Magnifique musique du 20e siècle qui exploite toutes les possibilités des quatre cordes. Frappées, frottées, tirées, pincées jusqu’au desolato final. Très belle performance de l’altiste Julian Boutin.
Puis vient la dernière partie, la réponse de la belle dame, imaginée par Marc Ducret. D’abord seul avec sa guitare et son ampli Fender puis, en de multiples interactions avec un ou plusieurs des instrumentistes du quatuor. Une très belle entente avec le violoncelle puis avec le premier violon. On ne sait ce que Hanna Fuchs-Robettin, dédicataire secrète de cet œuvre, aurait pensé mais le public lui s’est régalé jusqu’à la dernière note de guitare distordue.
Vendredi 23
21h: Une création au programme de ce deuxième jour. Puzzle, un projet écrit, composé par la contrebassiste Hélène Labarrière.

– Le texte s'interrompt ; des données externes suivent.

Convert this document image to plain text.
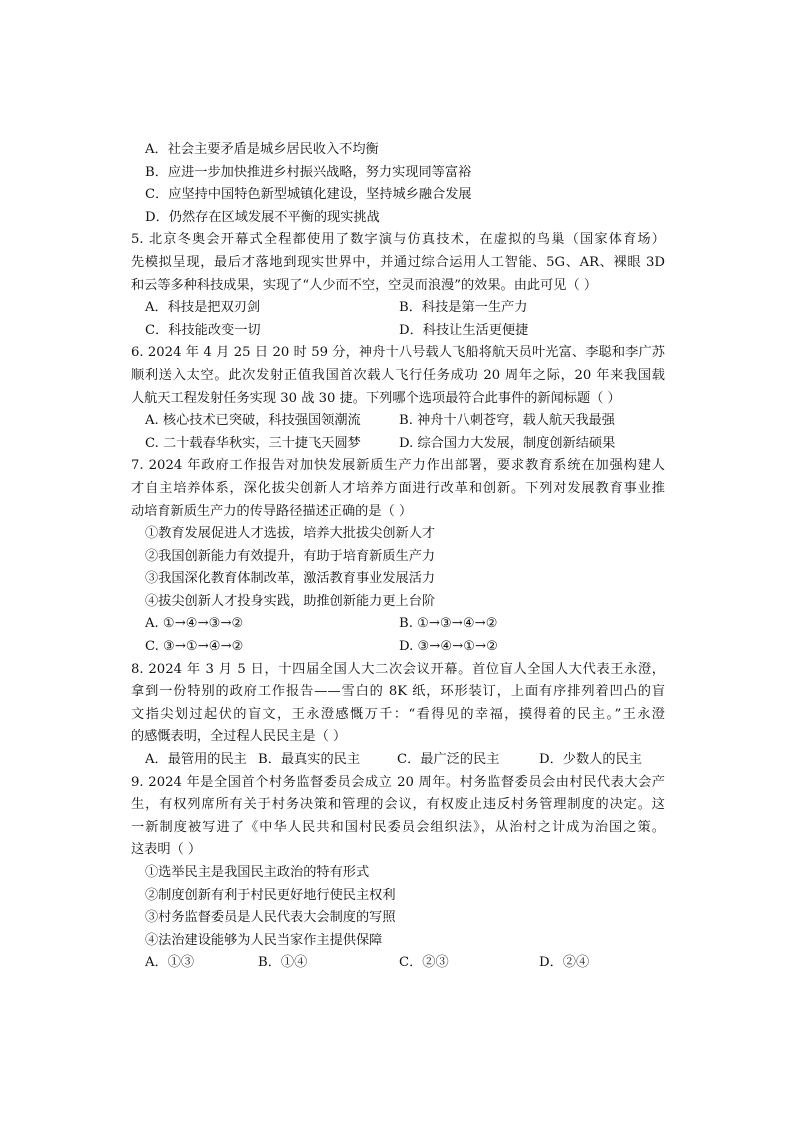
A．社会主要矛盾是城乡居民收入不均衡
B．应进一步加快推进乡村振兴战略，努力实现同等富裕
C．应坚持中国特色新型城镇化建设，坚持城乡融合发展
D．仍然存在区域发展不平衡的现实挑战
5. 北京冬奥会开幕式全程都使用了数字演与仿真技术，在虚拟的鸟巢（国家体育场）
先模拟呈现，最后才落地到现实世界中，并通过综合运用人工智能、5G、AR、裸眼 3D
和云等多种科技成果，实现了“人少而不空，空灵而浪漫”的效果。由此可见（ ）
A．科技是把双刃剑	B．科技是第一生产力
C．科技能改变一切	D．科技让生活更便捷
6. 2024 年 4 月 25 日 20 时 59 分，神舟十八号载人飞船将航天员叶光富、李聪和李广苏
顺利送入太空。此次发射正值我国首次载人飞行任务成功 20 周年之际，20 年来我国载
人航天工程发射任务实现 30 战 30 捷。下列哪个选项最符合此事件的新闻标题（ ）
A. 核心技术已突破，科技强国领潮流	B. 神舟十八刺苍穹，载人航天我最强
C. 二十载春华秋实，三十捷飞天圆梦	D. 综合国力大发展，制度创新结硕果
7. 2024 年政府工作报告对加快发展新质生产力作出部署，要求教育系统在加强构建人
才自主培养体系，深化拔尖创新人才培养方面进行改革和创新。下列对发展教育事业推
动培育新质生产力的传导路径描述正确的是（ ）
①教育发展促进人才选拔，培养大批拔尖创新人才
②我国创新能力有效提升，有助于培育新质生产力
③我国深化教育体制改革，激活教育事业发展活力
④拔尖创新人才投身实践，助推创新能力更上台阶
A. ①→④→③→②	B. ①→③→④→②
C. ③→①→④→②	D. ③→④→①→②
8. 2024 年 3 月 5 日，十四届全国人大二次会议开幕。首位盲人全国人大代表王永澄，
拿到一份特别的政府工作报告——雪白的 8K 纸，环形装订，上面有序排列着凹凸的盲
文指尖划过起伏的盲文，王永澄感慨万千：“看得见的幸福，摸得着的民主。”王永澄
的感慨表明，全过程人民民主是（ ）
A．最管用的民主 B．最真实的民主	C．最广泛的民主	D．少数人的民主
9. 2024 年是全国首个村务监督委员会成立 20 周年。村务监督委员会由村民代表大会产
生，有权列席所有关于村务决策和管理的会议，有权废止违反村务管理制度的决定。这
一新制度被写进了《中华人民共和国村民委员会组织法》，从治村之计成为治国之策。
这表明（ ）
①选举民主是我国民主政治的特有形式
②制度创新有利于村民更好地行使民主权利
③村务监督委员是人民代表大会制度的写照
④法治建设能够为人民当家作主提供保障
A．①③	B．①④	C．②③	D．②④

Cinq thèmes chacun d’eux dédié à une personnalité féminine fameuse pour son engagement. Cinq musiciens pour les interpréter et cinq autres pour les arranger à leur façon. Les inspiratrices : Jeanne Avril, Thérèse Clerc, Angela Davis, Emma Goldman et Louise Michel. Les arrangeurs (non présents ce soir-là) : François Corneloup, Marc Ducret, Sylvain Kassap, Jacky Molard, Dominique Pifarely et enfin les instrumentistes Catherine Delaunay (clarinette), Robin Fincker (saxophone), Simon Goubert (batterie), Hélène Labarrière (contrebasse) Stéphane Bartelt (guitare).
Cinq tableaux-portraits où chacun des musiciens ajoute sa petite touche de couleur. Du pastel de la clarinette à l’acrylique de la guitare au bottleneck (mazette, quel guitariste!). Les riffs de basse, les plaintes (pas toujours tristes) du ténor savamment réglés par les baguettes, les cymbales de Simon Goubert.
Samedi 24:
Une soirée aussi littéraire que musicale. Deux groupes, deux écrivains au programme de cette dernière soirée du Festival Les Émouvantes.

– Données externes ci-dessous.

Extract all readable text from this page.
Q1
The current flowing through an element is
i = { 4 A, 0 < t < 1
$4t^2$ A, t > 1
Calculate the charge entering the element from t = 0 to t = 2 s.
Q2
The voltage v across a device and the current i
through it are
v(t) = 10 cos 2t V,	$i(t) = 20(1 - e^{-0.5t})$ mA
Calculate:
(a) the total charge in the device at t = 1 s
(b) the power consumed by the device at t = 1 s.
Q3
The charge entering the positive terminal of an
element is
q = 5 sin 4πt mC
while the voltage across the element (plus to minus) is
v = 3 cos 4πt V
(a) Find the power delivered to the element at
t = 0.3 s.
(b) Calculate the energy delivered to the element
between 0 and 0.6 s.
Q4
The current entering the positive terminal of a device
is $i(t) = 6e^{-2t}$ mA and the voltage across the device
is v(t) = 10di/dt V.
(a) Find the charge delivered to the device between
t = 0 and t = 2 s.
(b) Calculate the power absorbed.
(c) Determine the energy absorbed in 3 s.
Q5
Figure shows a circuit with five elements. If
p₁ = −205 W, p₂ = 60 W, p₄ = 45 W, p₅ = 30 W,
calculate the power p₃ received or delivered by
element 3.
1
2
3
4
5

19h: Le trio Love of Life de Vincent Courtois puise son inspiration dans les nouvelles de l’écrivain américain Jack London. Une formation insolite deux saxophones ténor et un violoncelle. Vincent Courtois a plus d’un tour sur son manche. Il peut jouer de son violoncelle en pizzicati ou en walkin bass, évidement à l’archet de façon classique et même classieuse mais avec un brin d’ironie. Plus étonnant s’emparer d’un médiator pour jouer cette fois-ci, façon guitare en accord ou en chorus en bas du manche.
A ses côtés, Robin Fincker alterne ténor et clarinette pour duotter avec le sax de Daniel Erdmann dans de magnifiques unissons ou dans des battles d’impros. Une mention toute particulière pour « The Road », cette évocation des vagabonds du rail où l’on entend le train qui arrive, le choc des wagons, les hobos qui se précipitent dans les fourgons à bestiaux avec l’espoir d’une prochaine destination.
21h: Dernier concert du festival, Stéphane Payen et son septet mettent en musique et en mots, les écrits de James Baldwin.
Des textes concoctés par trois vocalistes, installés au premier rang, Jamika Ajalon, Tamara Singh et Mike Ladd. Des spoken words, du slam.
En deuxième ligne quatre musiciens jouent les compositions de Stéphane Payen. Il est à l’alto, Dominique Pifarely au violon, Sylvaine Hélary aux flutes
et Marc Ducret à la guitare. Les voix comme les instrumentistes sont exceptionnels dans l’impro, dans la mixité. D’Istanbul à New York. Ce « Baldwin en Transit » est d’une construction impressionnante. La rage et la colère de l’auteur transparaissent dans les notes et dans les mots. Elles restent même en suspend une fois les micros fermés en les lumières éteintes.
Quel final épique.
Outre la qualité des concerts (merci Julie Barnoin pour les superbes lumières et Matteo Fontaine pour le son, tout aussi impeccable), les émouvantes c’est aussi la proximité avec les musiciens. Ils ne se cachent pas dans un quelconque backstage, on peut les retrouver après les concerts, non loin de la buvette. Échanger avec certains, en écouter d’autres raconter quelques anecdotes de concerts autour d’un verre, sous les étoiles ou sous la pluie, à l’abri des augustes murs du conservatoire. Commencée en été et fini en automne, cette dixième édition du festival Les émouvantes a régalé nos sens.